API Keys And Agents
API key lifecycle, proof scopes, agent enrollment, and automation boundaries.
API Keys And Agents
API keys are organization-scoped automation credentials. They are managed by
CLIENT_ADMIN today, not by PLATFORM_ADMIN admin routes.
API Key Routes
| Action | Route | Role |
|---|---|---|
| List keys | GET /api/v1/api-keys | CLIENT_ADMIN |
| Create key | POST /api/v1/api-keys | CLIENT_ADMIN |
| Rotate key | POST /api/v1/api-keys/{id}/rotate | CLIENT_ADMIN |
| Revoke key | POST /api/v1/api-keys/{id}/revoke or DELETE /api/v1/api-keys/{id} | CLIENT_ADMIN |
Create request:
{
"name": "CI proof uploader",
"organization_id": "22222222-2222-4222-8222-222222222222",
"scopes": ["proofs:write", "proofs:read"]
}
The generated secret is returned once. Store it immediately. Later list calls show metadata and prefix only.
Scopes
| Scope | Allows |
|---|---|
proofs:write | Submit proofs through /api/v1/proofs, /api/v1/proofs/bulk, or /ingest/v1/proofs when other route checks pass. |
proofs:read | Read proof detail and proof status where scope-based access is accepted. |
API keys do not grant user management, billing, license allocation, certificate revocation, or admin access.
Agent Enrollment
| Action | Route | Auth |
|---|---|---|
| Enroll agent | POST /ingest/v1/enroll | One-time enrollment code |
| Submit agent proof | POST /ingest/v1/proofs | Enrolled-agent API key with proofs:write |
Enrollment codes are one-time ISO tokens. The backend stores only token prefix
and hash, accepts only pending and unexpired tokens, and marks the enrollment
consumed when it returns the generated agent API key. The generated key is
write-only with proofs:write; use regular API key creation when automation
also needs readback.
Enrollment can record agent_name, agent_version, forwarded mTLS certificate
subject/fingerprint headers, and agent-reported identity headers. These fields
are trust metadata until the final Exaion agent PKI roots and verification
policy are configured.
The local dev stack seeds an optional enrollment code when
DATABASE_SEED_DEV=true and AGENT_DEV_ENROLLMENT_ENABLED=true:
wipe_dev_enroll.0123456789abcdef0123456789abcdef
The seeded dev proof automation key is:
wipe_dev_agent.0123456789abcdef0123456789abcdef
Use seeded credentials only for local smoke tests.
Rotation And Revocation
Rotation replaces the secret and returns the new secret once. Revocation sets
revoked_at and also revokes linked agent enrollment state when the key is tied
to an agent enrollment. Linked enrolled-agent authentication updates
last_seen; enrollment itself records consumed_at instead.

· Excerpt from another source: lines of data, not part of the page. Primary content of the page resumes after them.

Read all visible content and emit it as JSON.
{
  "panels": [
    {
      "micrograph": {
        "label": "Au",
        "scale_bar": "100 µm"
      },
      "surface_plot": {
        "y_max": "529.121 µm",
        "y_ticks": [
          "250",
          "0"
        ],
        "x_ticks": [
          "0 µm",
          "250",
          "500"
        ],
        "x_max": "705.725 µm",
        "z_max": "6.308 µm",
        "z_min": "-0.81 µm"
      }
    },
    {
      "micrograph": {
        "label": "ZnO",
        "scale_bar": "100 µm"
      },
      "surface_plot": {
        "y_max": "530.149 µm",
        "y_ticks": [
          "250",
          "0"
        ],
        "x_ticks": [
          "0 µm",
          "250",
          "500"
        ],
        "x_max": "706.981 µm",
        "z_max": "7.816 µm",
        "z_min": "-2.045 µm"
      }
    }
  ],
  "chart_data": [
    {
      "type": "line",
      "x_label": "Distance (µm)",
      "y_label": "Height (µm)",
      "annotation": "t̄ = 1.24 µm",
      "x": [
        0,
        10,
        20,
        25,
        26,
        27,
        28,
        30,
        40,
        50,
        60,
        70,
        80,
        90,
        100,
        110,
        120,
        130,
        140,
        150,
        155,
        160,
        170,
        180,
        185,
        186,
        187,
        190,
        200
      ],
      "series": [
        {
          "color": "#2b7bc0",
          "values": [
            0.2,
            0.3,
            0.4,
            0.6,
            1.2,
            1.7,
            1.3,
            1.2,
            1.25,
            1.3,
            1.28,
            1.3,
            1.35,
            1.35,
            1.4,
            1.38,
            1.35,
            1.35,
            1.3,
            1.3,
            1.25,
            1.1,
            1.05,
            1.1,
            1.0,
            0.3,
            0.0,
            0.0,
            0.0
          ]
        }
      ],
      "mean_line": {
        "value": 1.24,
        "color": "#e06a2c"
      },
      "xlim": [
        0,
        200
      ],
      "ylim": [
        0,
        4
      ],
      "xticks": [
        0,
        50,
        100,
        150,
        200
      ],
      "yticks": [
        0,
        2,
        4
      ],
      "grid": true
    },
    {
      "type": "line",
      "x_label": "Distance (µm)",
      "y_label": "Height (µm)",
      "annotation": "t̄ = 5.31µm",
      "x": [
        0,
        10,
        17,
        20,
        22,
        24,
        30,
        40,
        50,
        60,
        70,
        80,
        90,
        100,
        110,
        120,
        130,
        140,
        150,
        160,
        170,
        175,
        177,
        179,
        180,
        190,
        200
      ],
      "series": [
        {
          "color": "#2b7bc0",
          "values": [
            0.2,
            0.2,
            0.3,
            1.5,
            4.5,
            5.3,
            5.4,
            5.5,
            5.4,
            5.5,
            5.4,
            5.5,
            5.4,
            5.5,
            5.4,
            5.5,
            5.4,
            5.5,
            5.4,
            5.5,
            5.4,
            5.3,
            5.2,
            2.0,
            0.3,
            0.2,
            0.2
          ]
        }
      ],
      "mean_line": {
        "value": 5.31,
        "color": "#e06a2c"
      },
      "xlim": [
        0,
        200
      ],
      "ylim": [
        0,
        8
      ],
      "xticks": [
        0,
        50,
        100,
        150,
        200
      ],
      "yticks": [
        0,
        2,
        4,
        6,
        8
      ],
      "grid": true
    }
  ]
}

When MFA recency is enabled, create, rotate, and revoke require recent MFA.
Platform Admin Checklist
| Check | Why |
|---|---|
| Confirm key owner organization. | API keys are tenant and organization scoped. |
| Confirm scopes are minimal. | Enrolled-agent keys are proofs:write only; use separate automation keys for readback. |
| Confirm audit entries. | Create, rotate, and revoke actions write audit records. |
| Confirm revoked keys fail. | A revoked key must not submit proofs or enroll agents. |
Open Platform Gap
The cahier expects a fuller platform-admin view of automation and agent
credential lifecycle. Current backend enforcement keeps API key lifecycle inside
CLIENT_ADMIN routes. Add admin read-only or break-glass routes only after the
product policy for platform access to tenant automation secrets is explicit.